To generate SP service provider key and certificate, run following command and replace private.key and public.cer:
openssl req -newkey rsa:2048 -new -nodes -x509 -days 3650 -keyout private.key -out public.cer
The Spring Quickstart Guide is a Spring Boot application built using Maven. You can build a jar file and run it from the command line (it should work just as well with Java 8, 11 or 17):
git clone https://github.com/henryc/spring-boot-docker.git
cd spring-boot-docker
mvn clean package
mvn spring-boot:run
You can then access the spring boot application here:
- http://localhost:8080/hello
- http://localhost:8080/actuator/health
- http://localhost:8080/detail (for SSO sign-in process)
- http://localhost:8080/saml2/service-provider-metadata/samlexample (for downloading SP metadata)
docker build -t springio/spring-boot-docker .
docker run -p 8080:8080 springio/spring-boot-docker
# List all the locally stored docker images
docker images
# List all the containers
docker ps
# Stop a running container
docker stop <container_id or container_name>
# Remove a stopped container
docker rmi <image_id>
FROM public.ecr.aws/docker/library/maven:3.8.5-amazoncorretto-8 AS builder
WORKDIR /app
COPY pom.xml .
RUN mvn dependency:go-offline
COPY src ./src
RUN mvn clean package
FROM public.ecr.aws/docker/library/amazoncorretto:8u332-alpine3.15-jre
RUN addgroup -S spring && adduser -S spring -G spring
USER spring:spring
ARG JAR_FILE=target/*.jar
COPY --chown=spring:spring --from=builder /app/${JAR_FILE} spring-boot-docker-demo.jar
HEALTHCHECK --interval=5m --timeout=3s CMD curl -f http://localhost:8080/actuator/health/ || exit 1
EXPOSE 8080
ENTRYPOINT ["java","-jar","/spring-boot-docker-demo.jar"]
- Create a new application with an existing domain name in Amazon Route53 using copilot app init command.
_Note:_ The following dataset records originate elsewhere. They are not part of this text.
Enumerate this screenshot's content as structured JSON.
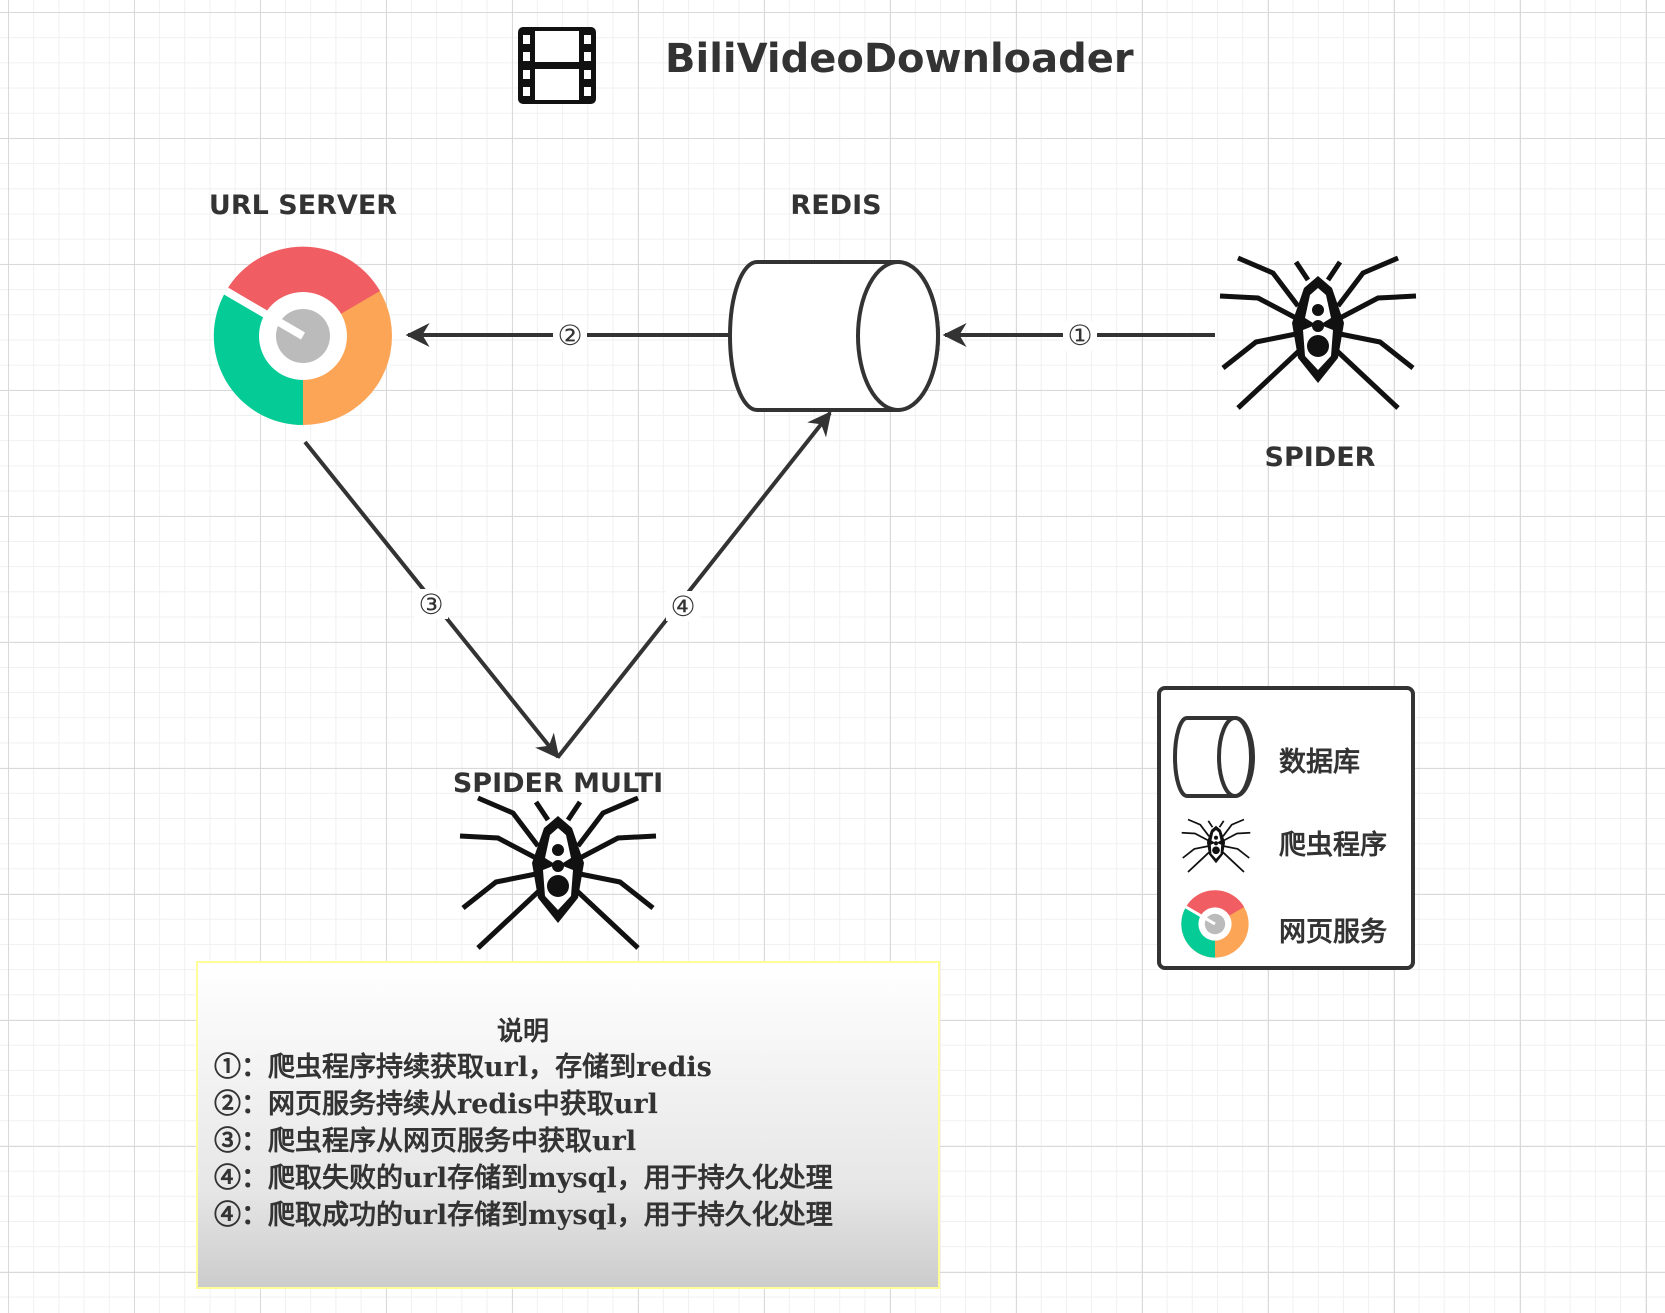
{
  "title": "BiliVideoDownloader",
  "nodes": {
    "url_server": "URL SERVER",
    "redis": "REDIS",
    "spider": "SPIDER",
    "spider_multi": "SPIDER MULTI"
  },
  "edges": [
    {
      "from": "spider",
      "to": "redis",
      "label": "①"
    },
    {
      "from": "redis",
      "to": "url_server",
      "label": "②"
    },
    {
      "from": "url_server",
      "to": "spider_multi",
      "label": "③"
    },
    {
      "from": "spider_multi",
      "to": "redis",
      "label": "④"
    }
  ],
  "legend": {
    "database": "数据库",
    "spider_program": "爬虫程序",
    "web_service": "网页服务"
  },
  "notes": {
    "title": "说明",
    "items": [
      "①：爬虫程序持续获取url，存储到redis",
      "②：网页服务持续从redis中获取url",
      "③：爬虫程序从网页服务中获取url",
      "④：爬取失败的url存储到mysql，用于持久化处理",
      "④：爬取成功的url存储到mysql，用于持久化处理"
    ]
  },
  "colors": {
    "chrome_red": "#f05d63",
    "chrome_green": "#05cc97",
    "chrome_orange": "#fca556",
    "chrome_center": "#bbbbbb",
    "stroke": "#333333",
    "notes_border": "#ffff99"
  },
  "icons": [
    "film-icon",
    "chrome-icon",
    "database-cylinder-icon",
    "spider-icon"
  ]
}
copilot app init --domain <domain_name>
- Create new application using copilot init command.
copilot init
NOTE: When prompted if you would like to deploy a test environment? Enter N. So that you can specify your own existing VPC resources using copilot env init command.
- Creates a test environment with imported VPC resources
copilot env init --name test --profile default --app <app-name> --import-vpc-id <vpc-id> \
--import-public-subnets <public-subnet-id-a, public-subnet-id-b> \
--import-private-subnets <private-subnet-id-a, private-subnet-id-b>
IMPORTANT: Before deploying the service update the copilot/your-service-name/manifest.yml file to include the correct path to the load balanced web service healthcheck as shown below:
path: '/actuator/health/'
By default, AWS Fargate cluster tasks are hosted in public subnets. However, If you want to place them into your private subnets, add the following to the manifest.yml file:
network:
vpc:
placement: 'private'
- Deploys the service using copilot deploy command
copilot deploy
Once the service is deployed, you can access the sample service at your ALB over the internet.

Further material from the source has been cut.